Czy komisja śledcza ws. wyłudzeń VAT jest potrzebna?

24 lipca 2018 r. rozpoczęła prace sejmowa komisja ds. wyłudzeń VAT. Celem specjalnego zespołu parlamentarnego jest odkrycie mechanizmów tego procederu, który na szeroką skalę zaczął funkcjonować od 2007 r. Czego można się spodziewać po kolejnej już komisji śledczej i czy w ogóle jest potrzebna?

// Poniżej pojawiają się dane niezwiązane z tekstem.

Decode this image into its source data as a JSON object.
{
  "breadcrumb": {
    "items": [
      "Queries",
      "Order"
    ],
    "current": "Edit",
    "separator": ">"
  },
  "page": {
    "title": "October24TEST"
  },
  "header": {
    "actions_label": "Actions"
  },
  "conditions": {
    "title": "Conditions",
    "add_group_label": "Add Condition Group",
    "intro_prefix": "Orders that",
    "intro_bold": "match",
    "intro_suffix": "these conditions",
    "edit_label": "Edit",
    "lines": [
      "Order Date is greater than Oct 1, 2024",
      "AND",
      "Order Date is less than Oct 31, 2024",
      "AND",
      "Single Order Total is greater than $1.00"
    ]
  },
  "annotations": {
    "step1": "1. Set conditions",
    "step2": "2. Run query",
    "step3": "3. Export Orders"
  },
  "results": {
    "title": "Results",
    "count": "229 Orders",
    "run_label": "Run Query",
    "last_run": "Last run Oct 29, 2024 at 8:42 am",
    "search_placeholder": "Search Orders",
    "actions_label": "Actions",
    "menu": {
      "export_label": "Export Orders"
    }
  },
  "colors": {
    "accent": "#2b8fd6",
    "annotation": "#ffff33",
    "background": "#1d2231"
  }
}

Projekt uchwały o powołaniu komisji śledczej ds. wyłudzeń VAT trafił do sejmu 6 kwietnia 2018 r. 15 lipca upłynęło równo dziesięć miesięcy od dnia, gdy został złożony po raz pierwszy. „Poselski projekt uchwały w sprawie powołania Komisji Śledczej do zbadania prawidłowości i legalności oraz ustalenia ewentualnych zaniedbań w działaniach organów i instytucji publicznych podejmowanych celem zapobieżenia zaniżonym wpływom do budżetu państwa z podatku od towarów i usług i podatku akcyzowego od 2007 r.” został przekazany marszałkowi sejmu 15 września 2017 r. (druk nr 2474).

Subtelne różnice

Obu projektom przyświecało to samo przesłanie: wykrycie nieprawidłowości oraz zaniedbań w działaniach organów i instytucji publicznych w zakresie podatku od towarów i usług oraz podatku akcyzowego; ustalenie winnych i mechanizmów, według których działali. Wniosek pierwszy wydawał się jednak bardziej zbliżony spełnieniu tych celów. Zakładał m.in.: „Ustalenie beneficjentów zmniejszonych wpływów z podatku od towarów i usług i podatku akcyzowego od 2007 r., a w szczególności ustalenie czy na zmniejszonych wpływach pośrednio lub bezpośrednio skorzystali: byli lub obecni Posłowie, Senatorowie, Członkowie Rady Ministrów, Prezesi Narodowego Banku Polskiego, Najwyższej Izby Kontroli, podlegli im funkcjonariusze publiczni, Naczelnicy Urzędów Skarbowych, urzędnicy urzędów skarbowych, izb skarbowych oraz urzędów kontroli skarbowej lub członkowie rodzin osób wymienionych”.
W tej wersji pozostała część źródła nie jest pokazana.